We try to set up the environment in sbatch jobs by adding scripts to the /etc/profile.d/ directory, but they don't seem to be sourced by the bash shell in the job spawned by slurmd (we assume the bash shell on CentOS 7.3 systems). The FAQ https://slurm.schedmd.com/faq.html#user_env says that user .profile and .bashrc are not sourced, but how about the system files in /etc/profile.d/*.sh? Also, the bash man-page explains under INVOCATION how startup is done, but I don't know how slurmd does the startup. We would like to set up automatically for the users the batch job environment (which may well differ from the environment on the login nodes) such as this one: # cat /etc/profile.d/cpu_arch.sh export CPU_ARCH="broadwell" function cpu_arch { echo $CPU_ARCH } But in the batch job this obviously hasn't been set up: type cpu_arch /bin/bash: line 3: type: cpu_arch: not found Question 1: Can we use /etc/profile.d/*.sh scripts to set up the environment in jobs? If your answer is that /etc/profile.d/*.sh scripts are ignored (and then please add this to the FAQ), then I don't understand why the Lmod "module" command actually works inside the job (and seen if you do "srun bash -x"): type module module is a function module () { eval $($LMOD_CMD bash "$@"); [ $? = 0 ] && eval $(${LMOD_SETTARG_CMD:-:} -s sh) } which I believe is initialized by the script /etc/profile.d/z00_lmod.sh that eventually sources /usr/share/lmod/lmod/init/sh for defining the module() function.
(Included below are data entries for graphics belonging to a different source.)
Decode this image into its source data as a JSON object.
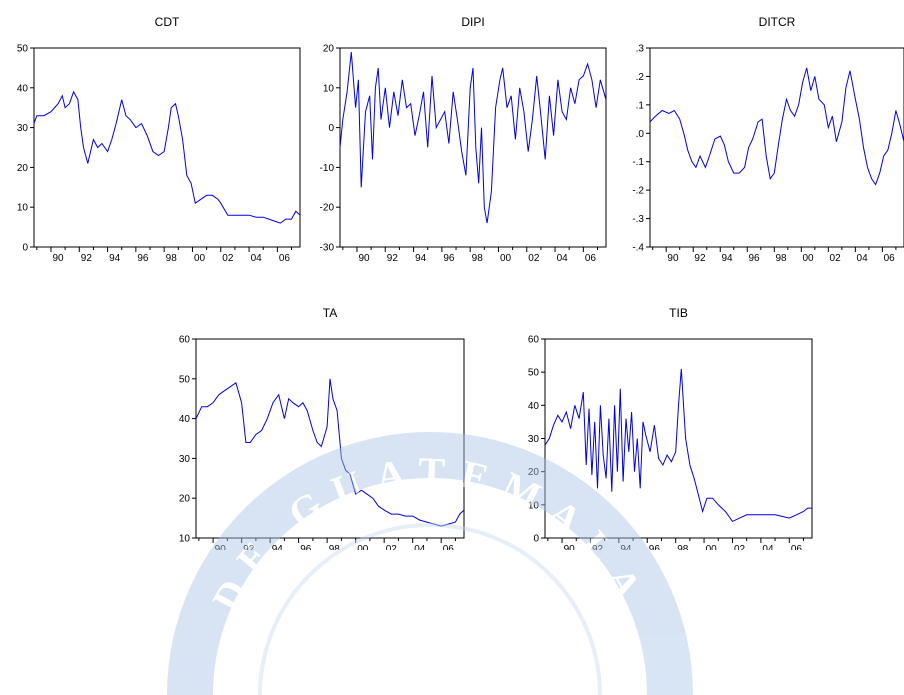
{
  "figure": {
    "watermark_text": "DE GUATEMALA",
    "watermark_color": "#a9c5e6",
    "series_color": "#0000e6"
  },
  "chart_data": [
    {
      "type": "line",
      "title": "CDT",
      "xlabel": "",
      "ylabel": "",
      "xlim": [
        1988.8,
        2007.6
      ],
      "ylim": [
        0,
        50
      ],
      "yticks": [
        0,
        10,
        20,
        30,
        40,
        50
      ],
      "ytick_labels": [
        "0",
        "10",
        "20",
        "30",
        "40",
        "50"
      ],
      "xticks": [
        1990,
        1992,
        1994,
        1996,
        1998,
        2000,
        2002,
        2004,
        2006
      ],
      "xtick_labels": [
        "90",
        "92",
        "94",
        "96",
        "98",
        "00",
        "02",
        "04",
        "06"
      ],
      "grid": false,
      "x": [
        1988.8,
        1989.0,
        1989.5,
        1990.0,
        1990.5,
        1990.8,
        1991.0,
        1991.3,
        1991.6,
        1991.9,
        1992.1,
        1992.3,
        1992.6,
        1993.0,
        1993.3,
        1993.6,
        1994.0,
        1994.3,
        1994.6,
        1995.0,
        1995.3,
        1995.6,
        1996.0,
        1996.4,
        1996.8,
        1997.2,
        1997.6,
        1998.0,
        1998.3,
        1998.5,
        1998.8,
        1999.0,
        1999.3,
        1999.6,
        1999.9,
        2000.2,
        2000.6,
        2001.0,
        2001.4,
        2001.8,
        2002.0,
        2002.5,
        2003.0,
        2003.5,
        2004.0,
        2004.5,
        2005.0,
        2005.4,
        2005.8,
        2006.2,
        2006.6,
        2007.0,
        2007.3,
        2007.6
      ],
      "y": [
        31,
        33,
        33,
        34,
        36,
        38,
        35,
        36,
        39,
        37,
        30,
        25,
        21,
        27,
        25,
        26,
        24,
        27,
        31,
        37,
        33,
        32,
        30,
        31,
        28,
        24,
        23,
        24,
        30,
        35,
        36,
        33,
        27,
        18,
        16,
        11,
        12,
        13,
        13,
        12,
        11,
        8,
        8,
        8,
        8,
        7.5,
        7.5,
        7,
        6.5,
        6,
        7,
        7,
        9,
        8
      ]
    },
    {
      "type": "line",
      "title": "DIPI",
      "xlabel": "",
      "ylabel": "",
      "xlim": [
        1988.8,
        2007.6
      ],
      "ylim": [
        -30,
        20
      ],
      "yticks": [
        -30,
        -20,
        -10,
        0,
        10,
        20
      ],
      "ytick_labels": [
        "-30",
        "-20",
        "-10",
        "0",
        "10",
        "20"
      ],
      "xticks": [
        1990,
        1992,
        1994,
        1996,
        1998,
        2000,
        2002,
        2004,
        2006
      ],
      "xtick_labels": [
        "90",
        "92",
        "94",
        "96",
        "98",
        "00",
        "02",
        "04",
        "06"
      ],
      "grid": false,
      "x": [
        1988.8,
        1989.0,
        1989.3,
        1989.6,
        1989.9,
        1990.1,
        1990.3,
        1990.6,
        1990.9,
        1991.1,
        1991.3,
        1991.5,
        1991.7,
        1992.0,
        1992.3,
        1992.6,
        1992.9,
        1993.2,
        1993.5,
        1993.8,
        1994.1,
        1994.4,
        1994.7,
        1995.0,
        1995.3,
        1995.6,
        1995.9,
        1996.2,
        1996.5,
        1996.8,
        1997.1,
        1997.4,
        1997.7,
        1998.0,
        1998.2,
        1998.4,
        1998.6,
        1998.8,
        1999.0,
        1999.2,
        1999.5,
        1999.8,
        2000.1,
        2000.3,
        2000.6,
        2000.9,
        2001.2,
        2001.5,
        2001.8,
        2002.1,
        2002.4,
        2002.7,
        2003.0,
        2003.3,
        2003.6,
        2003.9,
        2004.2,
        2004.5,
        2004.8,
        2005.1,
        2005.4,
        2005.7,
        2006.0,
        2006.3,
        2006.6,
        2006.9,
        2007.2,
        2007.6
      ],
      "y": [
        -5,
        2,
        9,
        19,
        5,
        12,
        -15,
        4,
        8,
        -8,
        10,
        15,
        2,
        10,
        0,
        9,
        3,
        12,
        5,
        6,
        -2,
        3,
        9,
        -5,
        13,
        0,
        2,
        4,
        -4,
        9,
        2,
        -6,
        -12,
        10,
        15,
        -5,
        -14,
        0,
        -20,
        -24,
        -16,
        5,
        12,
        15,
        5,
        8,
        -3,
        10,
        4,
        -6,
        2,
        13,
        3,
        -8,
        8,
        -2,
        12,
        4,
        2,
        10,
        6,
        12,
        13,
        16,
        12,
        5,
        12,
        7
      ]
    },
    {
      "type": "line",
      "title": "DITCR",
      "xlabel": "",
      "ylabel": "",
      "xlim": [
        1988.8,
        2007.6
      ],
      "ylim": [
        -0.4,
        0.3
      ],
      "yticks": [
        -0.4,
        -0.3,
        -0.2,
        -0.1,
        0.0,
        0.1,
        0.2,
        0.3
      ],
      "ytick_labels": [
        "-.4",
        "-.3",
        "-.2",
        "-.1",
        ".0",
        ".1",
        ".2",
        ".3"
      ],
      "xticks": [
        1990,
        1992,
        1994,
        1996,
        1998,
        2000,
        2002,
        2004,
        2006
      ],
      "xtick_labels": [
        "90",
        "92",
        "94",
        "96",
        "98",
        "00",
        "02",
        "04",
        "06"
      ],
      "grid": false,
      "x": [
        1988.8,
        1989.2,
        1989.7,
        1990.2,
        1990.6,
        1991.0,
        1991.3,
        1991.6,
        1991.9,
        1992.2,
        1992.5,
        1992.9,
        1993.2,
        1993.6,
        1994.0,
        1994.3,
        1994.6,
        1995.0,
        1995.4,
        1995.8,
        1996.1,
        1996.4,
        1996.8,
        1997.1,
        1997.4,
        1997.7,
        1998.0,
        1998.3,
        1998.6,
        1998.9,
        1999.2,
        1999.5,
        1999.8,
        2000.1,
        2000.4,
        2000.7,
        2001.0,
        2001.3,
        2001.7,
        2002.0,
        2002.3,
        2002.6,
        2003.0,
        2003.3,
        2003.6,
        2004.0,
        2004.3,
        2004.6,
        2004.9,
        2005.2,
        2005.5,
        2005.8,
        2006.1,
        2006.4,
        2006.7,
        2007.0,
        2007.3,
        2007.6
      ],
      "y": [
        0.04,
        0.06,
        0.08,
        0.07,
        0.08,
        0.05,
        0.0,
        -0.06,
        -0.1,
        -0.12,
        -0.08,
        -0.12,
        -0.08,
        -0.02,
        -0.01,
        -0.04,
        -0.1,
        -0.14,
        -0.14,
        -0.12,
        -0.05,
        -0.02,
        0.04,
        0.05,
        -0.08,
        -0.16,
        -0.14,
        -0.04,
        0.05,
        0.12,
        0.08,
        0.06,
        0.1,
        0.18,
        0.23,
        0.15,
        0.2,
        0.12,
        0.1,
        0.02,
        0.06,
        -0.03,
        0.04,
        0.16,
        0.22,
        0.12,
        0.05,
        -0.05,
        -0.12,
        -0.16,
        -0.18,
        -0.14,
        -0.08,
        -0.06,
        0.0,
        0.08,
        0.03,
        -0.03
      ]
    },
    {
      "type": "line",
      "title": "TA",
      "xlabel": "",
      "ylabel": "",
      "xlim": [
        1988.8,
        2007.6
      ],
      "ylim": [
        10,
        60
      ],
      "yticks": [
        10,
        20,
        30,
        40,
        50,
        60
      ],
      "ytick_labels": [
        "10",
        "20",
        "30",
        "40",
        "50",
        "60"
      ],
      "xticks": [
        1990,
        1992,
        1994,
        1996,
        1998,
        2000,
        2002,
        2004,
        2006
      ],
      "xtick_labels": [
        "90",
        "92",
        "94",
        "96",
        "98",
        "00",
        "02",
        "04",
        "06"
      ],
      "grid": false,
      "x": [
        1988.8,
        1989.2,
        1989.6,
        1990.0,
        1990.4,
        1990.8,
        1991.2,
        1991.6,
        1992.0,
        1992.3,
        1992.6,
        1993.0,
        1993.4,
        1993.8,
        1994.2,
        1994.6,
        1995.0,
        1995.3,
        1995.6,
        1996.0,
        1996.3,
        1996.6,
        1997.0,
        1997.3,
        1997.6,
        1998.0,
        1998.2,
        1998.4,
        1998.7,
        1999.0,
        1999.3,
        1999.6,
        2000.0,
        2000.4,
        2000.8,
        2001.2,
        2001.6,
        2002.0,
        2002.5,
        2003.0,
        2003.5,
        2004.0,
        2004.5,
        2005.0,
        2005.5,
        2006.0,
        2006.5,
        2007.0,
        2007.3,
        2007.6
      ],
      "y": [
        40,
        43,
        43,
        44,
        46,
        47,
        48,
        49,
        44,
        34,
        34,
        36,
        37,
        40,
        44,
        46,
        40,
        45,
        44,
        43,
        44,
        42,
        37,
        34,
        33,
        38,
        50,
        45,
        42,
        30,
        27,
        26,
        21,
        22,
        21,
        20,
        18,
        17,
        16,
        16,
        15.5,
        15.5,
        14.5,
        14,
        13.5,
        13,
        13.5,
        14,
        16,
        17
      ]
    },
    {
      "type": "line",
      "title": "TIB",
      "xlabel": "",
      "ylabel": "",
      "xlim": [
        1988.8,
        2007.6
      ],
      "ylim": [
        0,
        60
      ],
      "yticks": [
        0,
        10,
        20,
        30,
        40,
        50,
        60
      ],
      "ytick_labels": [
        "0",
        "10",
        "20",
        "30",
        "40",
        "50",
        "60"
      ],
      "xticks": [
        1990,
        1992,
        1994,
        1996,
        1998,
        2000,
        2002,
        2004,
        2006
      ],
      "xtick_labels": [
        "90",
        "92",
        "94",
        "96",
        "98",
        "00",
        "02",
        "04",
        "06"
      ],
      "grid": false,
      "x": [
        1988.8,
        1989.1,
        1989.4,
        1989.7,
        1990.0,
        1990.3,
        1990.6,
        1990.9,
        1991.2,
        1991.5,
        1991.7,
        1991.9,
        1992.1,
        1992.3,
        1992.5,
        1992.7,
        1992.9,
        1993.1,
        1993.3,
        1993.5,
        1993.7,
        1993.9,
        1994.1,
        1994.3,
        1994.5,
        1994.7,
        1994.9,
        1995.1,
        1995.3,
        1995.5,
        1995.7,
        1995.9,
        1996.2,
        1996.5,
        1996.8,
        1997.1,
        1997.4,
        1997.7,
        1998.0,
        1998.2,
        1998.4,
        1998.7,
        1999.0,
        1999.3,
        1999.6,
        1999.9,
        2000.2,
        2000.6,
        2001.0,
        2001.5,
        2002.0,
        2002.5,
        2003.0,
        2003.5,
        2004.0,
        2004.5,
        2005.0,
        2005.5,
        2006.0,
        2006.5,
        2007.0,
        2007.3,
        2007.6
      ],
      "y": [
        28,
        30,
        34,
        37,
        35,
        38,
        33,
        40,
        36,
        44,
        22,
        39,
        19,
        35,
        15,
        40,
        25,
        18,
        36,
        14,
        40,
        20,
        45,
        17,
        36,
        26,
        38,
        20,
        30,
        15,
        35,
        31,
        26,
        34,
        24,
        22,
        25,
        23,
        26,
        40,
        51,
        30,
        22,
        18,
        13,
        8,
        12,
        12,
        10,
        8,
        5,
        6,
        7,
        7,
        7,
        7,
        7,
        6.5,
        6,
        7,
        8,
        9,
        9
      ]
    }
  ]
}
I'm really puzzled here! Question 2: Can you suggest better ways to set up a default environment in jobs, which will differ from the environment in the login nodes? The goal is for this to be automatic so that users won't have to worry about setting the correct CPU architecture and variables like OMP_NUM_THREADS=1.
(In reply to Ole.H.Nielsen@fysik.dtu.dk from comment #0) > We try to set up the environment in sbatch jobs by adding scripts to the > /etc/profile.d/ directory, but they don't seem to be sourced by the bash > shell in the job spawned by slurmd (we assume the bash shell on CentOS 7.3 > systems). > > The FAQ https://slurm.schedmd.com/faq.html#user_env says that user .profile > and .bashrc are not sourced, but how about the system files in > /etc/profile.d/*.sh? Also, the bash man-page explains under INVOCATION how > startup is done, but I don't know how slurmd does the startup. > > We would like to set up automatically for the users the batch job > environment (which may well differ from the environment on the login nodes) > such as this one: > > # cat /etc/profile.d/cpu_arch.sh > export CPU_ARCH="broadwell" > function cpu_arch { echo $CPU_ARCH } > > But in the batch job this obviously hasn't been set up: > type cpu_arch > /bin/bash: line 3: type: cpu_arch: not found > > Question 1: Can we use /etc/profile.d/*.sh scripts to set up the environment > in jobs? > > If your answer is that /etc/profile.d/*.sh scripts are ignored (and then > please add this to the FAQ), then I don't understand why the Lmod "module" > command actually works inside the job (and seen if you do "srun bash -x"): > > type module > module is a function > module () > { > eval $($LMOD_CMD bash "$@"); > [ $? = 0 ] && eval $(${LMOD_SETTARG_CMD:-:} -s sh) > } > > which I believe is initialized by the script /etc/profile.d/z00_lmod.sh that > eventually sources /usr/share/lmod/lmod/init/sh for defining the module() > function. I'm really puzzled here! The user profile is captured at job submission time, then restored verbatim. Profiles scripts and the like are not run when setting up the user environment. This is also what allows lmod to continue functioning when restored on the job. > Question 2: Can you suggest better ways to set up a default environment in > jobs, which will differ from the environment in the login nodes? The goal > is for this to be automatic so that users won't have to worry about setting > the correct CPU architecture and variables like OMP_NUM_THREADS=1. Look into using a TaskProlog script. https://slurm.schedmd.com/prolog_epilog.html
(In reply to Tim Wickberg from comment #1) > The user profile is captured at job submission time, then restored verbatim. > Profiles scripts and the like are not run when setting up the user > environment. This is also what allows lmod to continue functioning when > restored on the job. Thanks, now this makes sense to me! > > Question 2: Can you suggest better ways to set up a default environment in > > jobs, which will differ from the environment in the login nodes? The goal > > is for this to be automatic so that users won't have to worry about setting > > the correct CPU architecture and variables like OMP_NUM_THREADS=1. > > Look into using a TaskProlog script. > https://slurm.schedmd.com/prolog_epilog.html OK, it's time to dive into yet another Slurm feature :-) You may close this case now, thanks.